Fiat has announced a series of changes to the Abarth 500 line-up. The Abarth models – which are badged as Abarths rather than Fiats and sold through a distinct network of 24 Abarth dealers – are sportier versions of Fiat’s popular 500.
The existing Abarth 500 carries on as the entry-level model
for the range but is joined by two new variants, the 595 Turismo and 595
Competizione; the 595 badge recalls the famous Abarth 595 SS of 1964. The modern
595 models have a 160-horsepower turbocharged 1.4-litre petrol engine, a handy
boost compared with the power of the similarly-sized engine in the Abarth 500
(135 in the case of manual cars and 140 in the case of those fitted with the MTA
automated manual transmission). There’s no sign yet in the Abarth line-up,
though, of Fiat’s two-cylinder TwinAir engines, a popular choice in the standard
500. The standard Abarth 500 and the new 595 models are all available with a
choice of hatchback or 500C-style convertible bodies.

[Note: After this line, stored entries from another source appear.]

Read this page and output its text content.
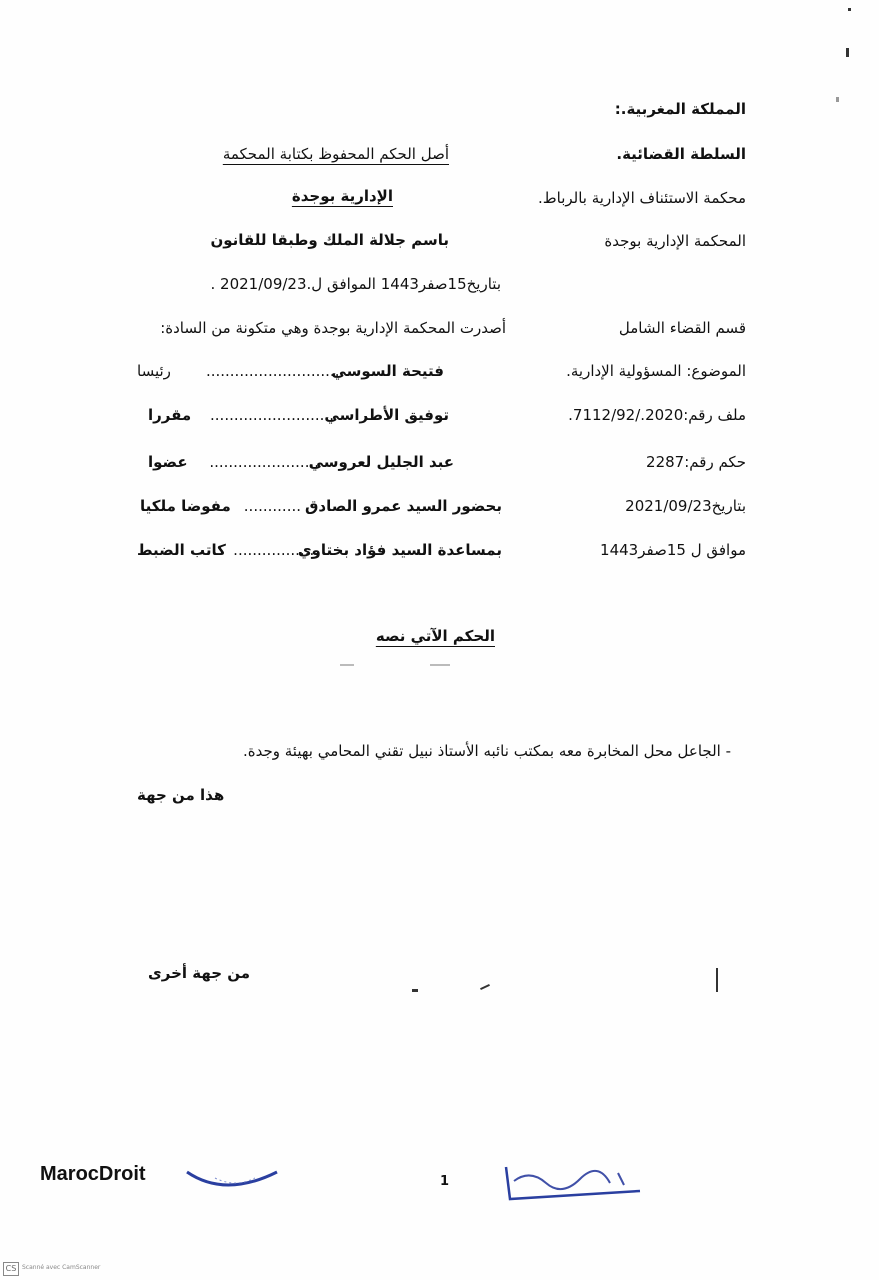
المملكة المغربية.:
السلطة القضائية.
محكمة الاستئناف الإدارية بالرباط.
المحكمة الإدارية بوجدة
أصل الحكم المحفوظ بكتابة المحكمة
الإدارية بوجدة
باسم جلالة الملك وطبقا للقانون
بتاريخ15صفر1443 الموافق ل.2021/09/23 .
قسم القضاء الشامل
الموضوع: المسؤولية الإدارية.
ملف رقم:2020./7112/92.
حكم رقم:2287
بتاريخ2021/09/23
موافق ل 15صفر1443
أصدرت المحكمة الإدارية بوجدة وهي متكونة من السادة:
فتيحة السوسي
..............................
رئيسا
توفيق الأطراسي
..........................
مقررا
عبد الجليل لعروسي
.......................
عضوا
بحضور السيد عمرو الصادق
............
مفوضا ملكيا
بمساعدة السيد فؤاد بختاوي
..................
كاتب الضبط
الحكم الآتي نصه
- الجاعل محل المخابرة معه بمكتب نائبه الأستاذ نبيل تقني المحامي بهيئة وجدة.
هذا من جهة
من جهة أخرى
MarocDroit	1
CS Scanné avec CamScanner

Prices for the Abarth 500 start at £13,975, with convertible and MTA versions costing more. The 595 Turismo starts at £17,725, and as well as its more powerful engine gets dark tinted rear windows, upgraded dampers, climate control, leather upholstery, red brake calipers, 17-inch alloy wheels, Xenon headlamps and special trims. The 595 Competizione adds further features such as cross-drilled brake discs and an upgraded exhaust. Prices for the Competizione range from £18,725 for a hatchback with a manual gearbox to £21,925 for an open-topped car with the MTA transmission – which may at first sight seem to be quite steep for a car based on the Fiat 500, but isn’t particularly extreme by the standards of the 500’s great rival, the BMW Mini.